Common Look-Alikes and How to Tell Them Apart
- Monazite: also a brown rare-earth mineral in similar settings, but monazite is a phosphate (no acid fizz), harder (5–5.5), and typically more resinous; the acid test separates them.
- Calcite / siderite: carbonates that fizz, but calcite is much softer (3) and lighter, and siderite is darker; bastnasite's high density distinguishes it.
- Titanite (sphene): wedge-shaped honey-brown crystals, but harder (5–5.5) and no acid reaction.
- Xenotime / synchysite: closely related REE minerals; reliable separation needs chemical or XRD analysis.
- Sphalerite: resinous and heavy, but has distinct cleavage and gives a sulfur smell on the streak plate.
Because several brown REE minerals overlap, confident identification usually combines the carbonatite setting, high density, weak acid fizz, and slight radioactivity — with lab confirmation for ore-grade work.
Where It Is Found
Bastnasite is the principal ore at major rare-earth mines: Mountain Pass, California (USA), and Bayan Obo, Inner Mongolia (China) — together historically the dominant world sources. It also occurs at Bastnäs in Sweden (its type locality), in carbonatites in Africa, and in alkaline pegmatites. Prospect within carbonatites, alkaline intrusions, and associated hydrothermal veins.
Frequently asked questions
How can you tell if it's real bastnasite?
Real bastnasite is a honey-brown to reddish-brown mineral with a greasy luster, hardness 4–4.5, a notably high density (about 4.7–5.2), a weak fizz in warm dilute acid, and often slight radioactivity. It occurs in carbonatites and alkaline rocks.
What is bastnasite used for?
Bastnasite is one of the most important ore minerals for rare-earth elements, especially cerium and lanthanum, mined at deposits like Mountain Pass in California and Bayan Obo in China.
Bastnasite vs monazite — what's the difference?
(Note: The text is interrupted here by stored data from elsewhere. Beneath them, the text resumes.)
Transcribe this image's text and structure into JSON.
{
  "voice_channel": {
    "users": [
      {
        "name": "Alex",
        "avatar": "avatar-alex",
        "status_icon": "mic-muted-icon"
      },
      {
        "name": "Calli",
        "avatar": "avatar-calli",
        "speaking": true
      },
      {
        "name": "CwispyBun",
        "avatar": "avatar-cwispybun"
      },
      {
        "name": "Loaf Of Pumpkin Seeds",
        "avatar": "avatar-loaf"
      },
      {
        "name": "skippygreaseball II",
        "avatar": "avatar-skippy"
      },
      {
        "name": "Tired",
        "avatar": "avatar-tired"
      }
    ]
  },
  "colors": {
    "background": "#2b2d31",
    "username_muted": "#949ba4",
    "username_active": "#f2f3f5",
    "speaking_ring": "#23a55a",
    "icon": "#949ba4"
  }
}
Both are brown rare-earth minerals, but bastnasite is a fluorocarbonate that fizzes weakly in acid and is slightly softer (4–4.5), while monazite is a phosphate that does not react with acid and is harder (5–5.5). The acid test is the quickest separator.
Is bastnasite radioactive?
It is often weakly radioactive because it can contain small amounts of thorium. A sensitive detector may register a slight signal, but it is far less radioactive than minerals like uraninite.